We tend to think of countries such as Pakistan as quintessentially religious states. As Humeira Iqtidar, of Kings College London, writes in her fascinating new book, Secularizing Islamists? (2011), the “increasing prominence of Islamists in Pakistani political space, especially over the last two decades, has crystallized a particular reading of Pakistan past and present . . . . Pakistan, Islam and fundamentalism – the conflation of the three has become an inescapable focus of media portrayals . . . . “
To provide a fuller picture, Professor Iqtidar spent a great deal of time in the relevant communities and had the rare opportunity to interview members of competing activist Islamist groups. Her description of their competition for members, for power, and for the ability to define correct Islamic practices is remarkably interesting.
In the end, Professor Iqtidar argues that “Islamists are facilitating secularization at a social level even as they oppose secularism as an official policy.” This is not, she is quick to note, a “strict demarcation of the public realm from the private . . . .” Rather, the “Islamist insistence on the internal coherence of religious practice, its appropriateness to tackle the challenges of modern life, as well as competition among Islamist groups have led to a broad . . . thinking through of the role of religion in contemporary Muslim life . . . . Religious practice can no longer be a matter of communal following of norms; it has been changed into a largely individualized decision that must be justified internally, that is, within a subject, and externally, to others around the subject.”
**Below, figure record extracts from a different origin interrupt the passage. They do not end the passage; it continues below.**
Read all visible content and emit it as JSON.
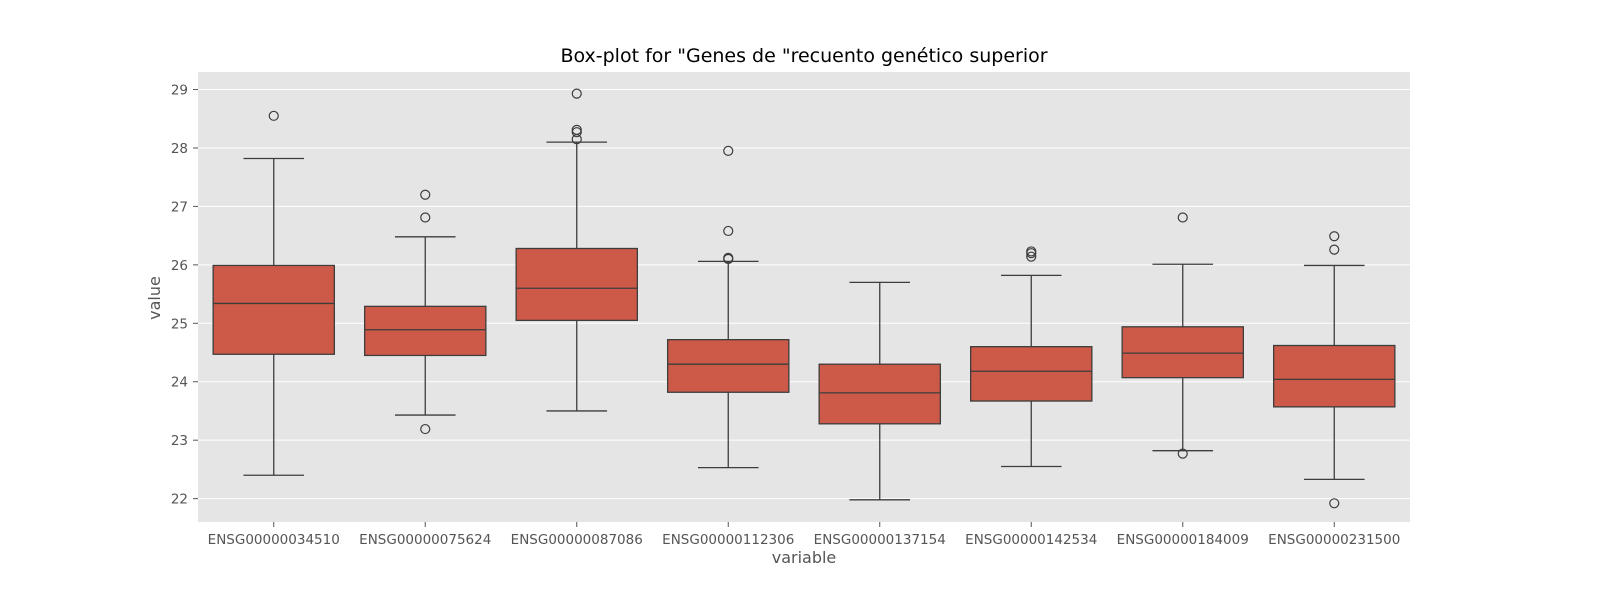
{
  "chart_data": {
    "type": "box",
    "title": "Box-plot for \"Genes de \"recuento genético superior",
    "xlabel": "variable",
    "ylabel": "value",
    "ylim": [
      21.6,
      29.3
    ],
    "yticks": [
      22,
      23,
      24,
      25,
      26,
      27,
      28,
      29
    ],
    "grid": true,
    "style": "ggplot",
    "colors": {
      "background": "#e5e5e5",
      "grid": "#ffffff",
      "box_fill": "#cd5a48",
      "line": "#3d3d3d",
      "text": "#555555",
      "title": "#000000"
    },
    "categories": [
      "ENSG00000034510",
      "ENSG00000075624",
      "ENSG00000087086",
      "ENSG00000112306",
      "ENSG00000137154",
      "ENSG00000142534",
      "ENSG00000184009",
      "ENSG00000231500"
    ],
    "boxes": [
      {
        "whisker_low": 22.4,
        "q1": 24.47,
        "median": 25.34,
        "q3": 25.99,
        "whisker_high": 27.82,
        "outliers": [
          28.55
        ]
      },
      {
        "whisker_low": 23.43,
        "q1": 24.45,
        "median": 24.89,
        "q3": 25.29,
        "whisker_high": 26.48,
        "outliers": [
          27.2,
          26.81,
          23.19
        ]
      },
      {
        "whisker_low": 23.5,
        "q1": 25.05,
        "median": 25.6,
        "q3": 26.28,
        "whisker_high": 28.1,
        "outliers": [
          28.93,
          28.31,
          28.27,
          28.15
        ]
      },
      {
        "whisker_low": 22.53,
        "q1": 23.82,
        "median": 24.3,
        "q3": 24.72,
        "whisker_high": 26.06,
        "outliers": [
          27.95,
          26.58,
          26.12,
          26.1
        ]
      },
      {
        "whisker_low": 21.98,
        "q1": 23.28,
        "median": 23.81,
        "q3": 24.3,
        "whisker_high": 25.7,
        "outliers": []
      },
      {
        "whisker_low": 22.55,
        "q1": 23.67,
        "median": 24.18,
        "q3": 24.6,
        "whisker_high": 25.82,
        "outliers": [
          26.23,
          26.2,
          26.14
        ]
      },
      {
        "whisker_low": 22.82,
        "q1": 24.07,
        "median": 24.49,
        "q3": 24.94,
        "whisker_high": 26.01,
        "outliers": [
          26.81,
          22.77
        ]
      },
      {
        "whisker_low": 22.33,
        "q1": 23.57,
        "median": 24.04,
        "q3": 24.62,
        "whisker_high": 25.99,
        "outliers": [
          26.49,
          26.26,
          21.92
        ]
      }
    ]
  }
}
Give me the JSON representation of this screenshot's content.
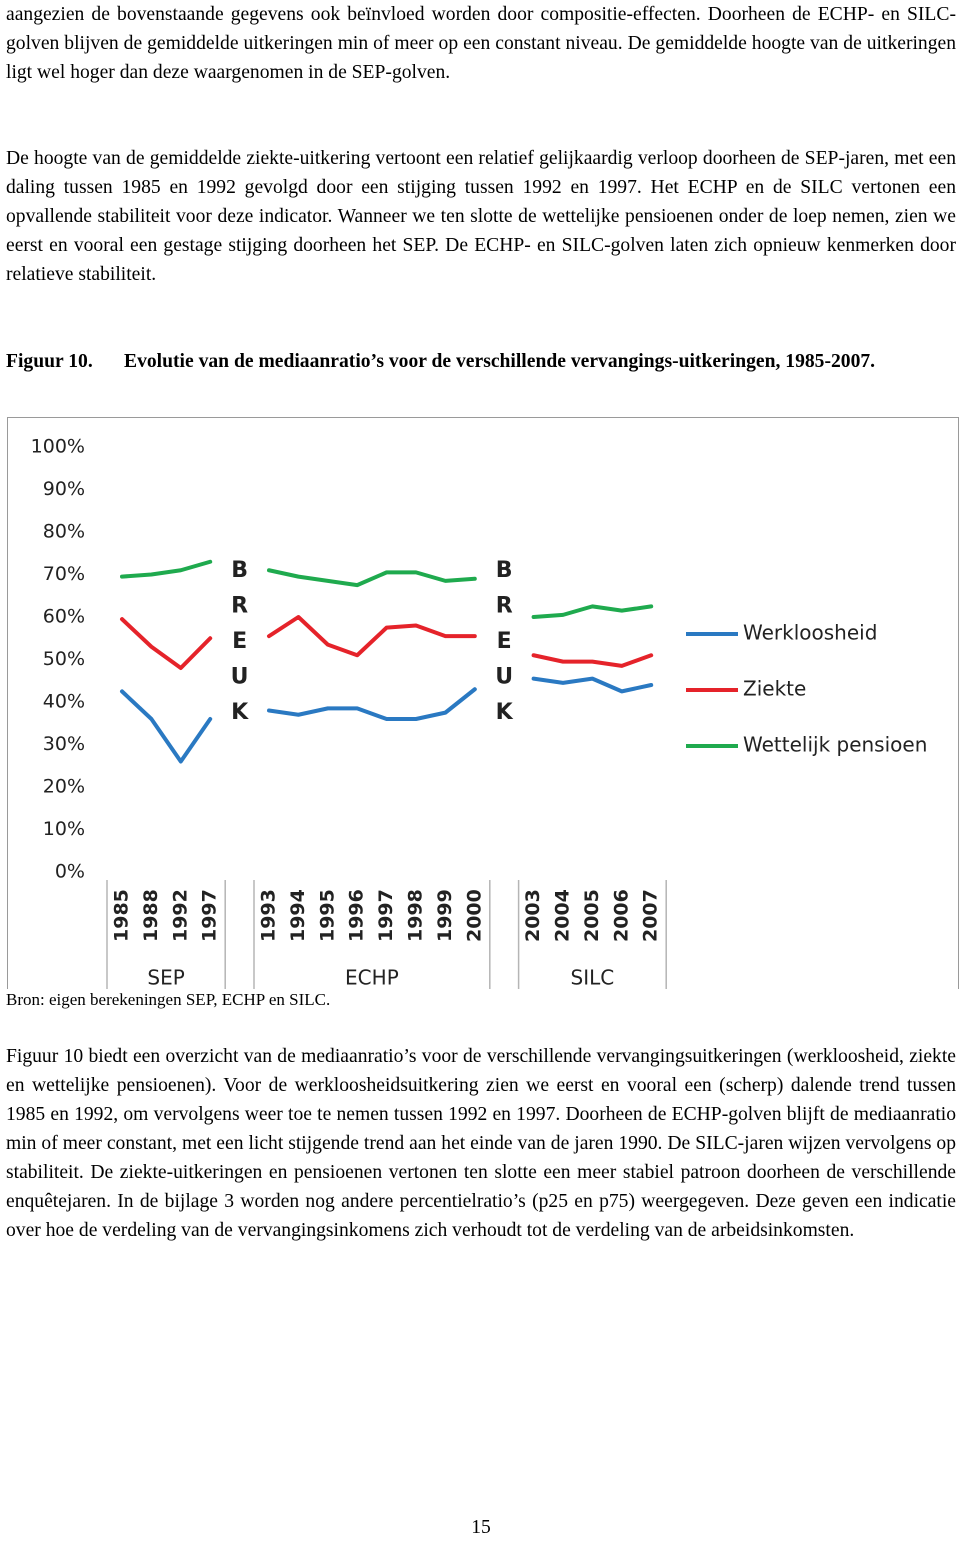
{
  "paragraphs_before": [
    "aangezien de bovenstaande gegevens ook beïnvloed worden door compositie-effecten. Doorheen de ECHP- en SILC-golven blijven de gemiddelde uitkeringen min of meer op een constant niveau. De gemiddelde hoogte van de uitkeringen ligt wel hoger dan deze waargenomen in de SEP-golven.",
    "De hoogte van de gemiddelde ziekte-uitkering vertoont een relatief gelijkaardig verloop doorheen de SEP-jaren, met een daling tussen 1985 en 1992 gevolgd door een stijging tussen 1992 en 1997. Het ECHP en de SILC vertonen een opvallende stabiliteit voor deze indicator. Wanneer we ten slotte de wettelijke pensioenen onder de loep nemen, zien we eerst en vooral een gestage stijging doorheen het SEP. De ECHP- en SILC-golven laten zich opnieuw kenmerken door relatieve stabiliteit."
  ],
  "figure": {
    "label": "Figuur 10.",
    "title": "Evolutie van de mediaanratio’s voor de verschillende vervangings-uitkeringen, 1985-2007.",
    "source": "Bron: eigen berekeningen SEP, ECHP en SILC."
  },
  "chart_data": {
    "type": "line",
    "categories": [
      "1985",
      "1988",
      "1992",
      "1997",
      null,
      "1993",
      "1994",
      "1995",
      "1996",
      "1997",
      "1998",
      "1999",
      "2000",
      null,
      "2003",
      "2004",
      "2005",
      "2006",
      "2007"
    ],
    "groups": [
      "SEP",
      "ECHP",
      "SILC"
    ],
    "break_label": [
      "B",
      "R",
      "E",
      "U",
      "K"
    ],
    "series": [
      {
        "name": "Werkloosheid",
        "color": "#2a79c2",
        "values": [
          42.5,
          36,
          26,
          36,
          null,
          38,
          37,
          38.5,
          38.5,
          36,
          36,
          37.5,
          43,
          null,
          45.5,
          44.5,
          45.5,
          42.5,
          44
        ]
      },
      {
        "name": "Ziekte",
        "color": "#e5232a",
        "values": [
          59.5,
          53,
          48,
          55,
          null,
          55.5,
          60,
          53.5,
          51,
          57.5,
          58,
          55.5,
          55.5,
          null,
          51,
          49.5,
          49.5,
          48.5,
          51
        ]
      },
      {
        "name": "Wettelijk pensioen",
        "color": "#1faa4e",
        "values": [
          69.5,
          70,
          71,
          73,
          null,
          71,
          69.5,
          68.5,
          67.5,
          70.5,
          70.5,
          68.5,
          69,
          null,
          60,
          60.5,
          62.5,
          61.5,
          62.5
        ]
      }
    ],
    "ylim": [
      0,
      100
    ],
    "yticks": [
      {
        "value": 0,
        "label": "0%"
      },
      {
        "value": 10,
        "label": "10%"
      },
      {
        "value": 20,
        "label": "20%"
      },
      {
        "value": 30,
        "label": "30%"
      },
      {
        "value": 40,
        "label": "40%"
      },
      {
        "value": 50,
        "label": "50%"
      },
      {
        "value": 60,
        "label": "60%"
      },
      {
        "value": 70,
        "label": "70%"
      },
      {
        "value": 80,
        "label": "80%"
      },
      {
        "value": 90,
        "label": "90%"
      },
      {
        "value": 100,
        "label": "100%"
      }
    ],
    "grid": false,
    "legend": "right"
  },
  "paragraphs_after": [
    "Figuur 10 biedt een overzicht van de mediaanratio’s voor de verschillende vervangingsuitkeringen (werkloosheid, ziekte en wettelijke pensioenen). Voor de werkloosheidsuitkering zien we eerst en vooral een (scherp) dalende trend tussen 1985 en 1992, om vervolgens weer toe te nemen tussen 1992 en 1997. Doorheen de ECHP-golven blijft de mediaanratio min of meer constant, met een licht stijgende trend aan het einde van de jaren 1990. De SILC-jaren wijzen vervolgens op stabiliteit. De ziekte-uitkeringen en pensioenen vertonen ten slotte een meer stabiel patroon doorheen de verschillende enquêtejaren. In de bijlage 3 worden nog andere percentielratio’s (p25 en p75) weergegeven. Deze geven een indicatie over hoe de verdeling van de vervangingsinkomens zich verhoudt tot de verdeling van de arbeidsinkomsten."
  ],
  "page_number": "15"
}
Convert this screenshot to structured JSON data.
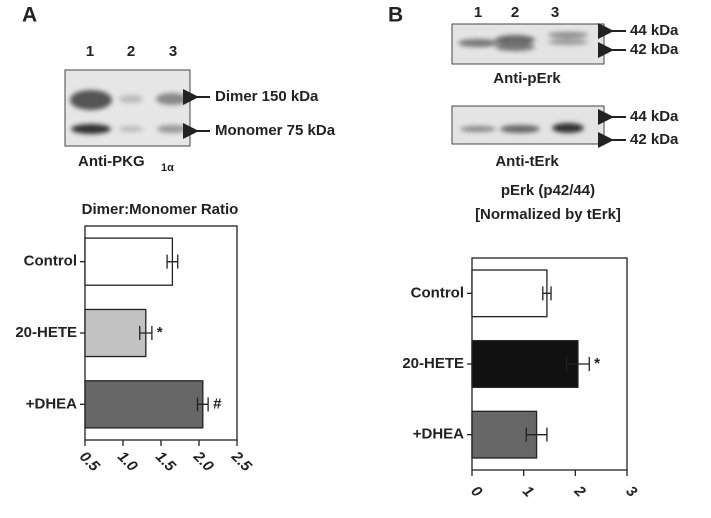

Finally, for those of us who periodically chafe at how some social scientists have superimposed Western European philosophical assumptions and religious categories on not necessarily matching American phenomena, I wanted to stand up and cheer while I was reading Professor Iqtidar’s comments about “universalist claims in social scientific analysis.” In particular, she writes, “Within much of academic literature secularism continues to have immensely positive normative associations intertwined with a continued assumption of universal application.” Until quite recently, social science theories “conflated diagnosis with prescription, description with projection. This becomes particularly problematic in studying societies that are markedly different from the contexts in which there concepts took initial shape.” No kidding.